Image © Adobe Images
The Euro to Dollar exchange rate this week touched parity but it has further to fall say analysts at one of the world's largest investment banks.
JP Morgan this week revises its Euro-Dollar forecasts in response to recent market developments and says the Eurozone's single currency will remain under pressure amidst the European gas crisis which is far from over.
"Recent euro weakening is related to a doubling in regional gas prices," says Meera Chandan, global FX strategist at JP Morgan.
JP Morgan estimates EUR/USD is currently pricing in 20% to 25% odds of a complete shutdown of Russian
gas supply.
The call comes in the same week the Euro-Dollar rate hit a low of 0.9999 amidst a deterioration in European gas markets linked to curtailed Russian supplies.
"The situation is dynamic but the fallout on EUR from curtailed gas supply would be sobering," says Chandan.
The odds of a severe curtailment rose this week when economy ministers in both France and Germany said they feared Russian gas supplies would not be switched back on after a scheduled maintenance to the Nordstream 1 pipeline is completed.
The Nord Stream 1 pipeline, which transports 55 billion cubic metres of gas per year from Russia to Germany, will be shut for maintenance from Monday 11 until July 21.
This date is therefore an important one for Euro exchange rates.
German Economy minister Robert Habeck said he was concerned Russia’s president Vladimir Putin could use the opportunity to stop deliveries completely under some technical pretext.
"Let's prepare for a total cut-off of Russian gas; today that is the most likely option," French Economy Minister Bruno Le Maire said Monday, echoing the fears of his German counterpart.
Should Russia fully weaponise gas supplies by ending exports to the EU the Euro could suffer notable losses given JP Morgan anticipates the Euro-Dollar exchange rate is reflecting 20% to 25% odds of a complete shutdown.
"Non-linear growth risks that idiosyncratically affect the EU prompt us to further cut targets for EUR/USD to 0.95," says Chandan.

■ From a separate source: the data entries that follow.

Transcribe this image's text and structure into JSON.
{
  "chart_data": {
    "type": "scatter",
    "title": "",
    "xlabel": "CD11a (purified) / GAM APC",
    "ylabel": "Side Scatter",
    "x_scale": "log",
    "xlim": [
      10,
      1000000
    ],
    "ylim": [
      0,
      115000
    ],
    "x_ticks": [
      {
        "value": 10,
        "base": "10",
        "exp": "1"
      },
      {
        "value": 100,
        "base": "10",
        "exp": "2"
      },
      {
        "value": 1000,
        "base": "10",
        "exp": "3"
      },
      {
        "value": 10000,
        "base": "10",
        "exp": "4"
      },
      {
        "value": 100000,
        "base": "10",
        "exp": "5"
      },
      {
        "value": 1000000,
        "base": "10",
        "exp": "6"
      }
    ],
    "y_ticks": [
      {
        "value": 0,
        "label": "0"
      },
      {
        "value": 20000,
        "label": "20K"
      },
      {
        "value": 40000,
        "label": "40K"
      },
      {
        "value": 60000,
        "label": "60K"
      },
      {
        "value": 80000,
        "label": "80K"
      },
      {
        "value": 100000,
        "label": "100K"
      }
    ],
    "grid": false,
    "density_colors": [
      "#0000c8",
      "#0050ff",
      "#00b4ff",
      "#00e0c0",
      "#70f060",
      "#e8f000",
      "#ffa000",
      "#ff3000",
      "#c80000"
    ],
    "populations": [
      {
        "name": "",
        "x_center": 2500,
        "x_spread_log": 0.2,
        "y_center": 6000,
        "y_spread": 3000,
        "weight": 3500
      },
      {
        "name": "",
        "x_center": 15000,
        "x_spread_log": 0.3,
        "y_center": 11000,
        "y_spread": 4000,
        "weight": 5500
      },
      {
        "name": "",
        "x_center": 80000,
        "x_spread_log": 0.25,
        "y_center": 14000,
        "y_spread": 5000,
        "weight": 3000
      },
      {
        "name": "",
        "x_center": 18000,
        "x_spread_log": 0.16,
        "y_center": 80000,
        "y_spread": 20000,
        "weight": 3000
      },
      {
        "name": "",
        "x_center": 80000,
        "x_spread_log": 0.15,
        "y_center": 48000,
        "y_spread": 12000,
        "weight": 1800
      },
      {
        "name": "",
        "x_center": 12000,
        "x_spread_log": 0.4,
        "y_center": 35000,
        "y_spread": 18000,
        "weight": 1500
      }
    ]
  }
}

JP Morgan's previous Euro-Dollar forecasts saw a low at 1.0. (Set your FX rate alert here).
"A more complete pricing of the adverse scenario could push EUR/USD to test 0.90 if realised," adds Chandan.
The Euro would also potentially lose value to the Pound, according to the analyst: "Scandis and GBP are less energy dependent, but still expected to weaken vs. USD, CHF on regional macros."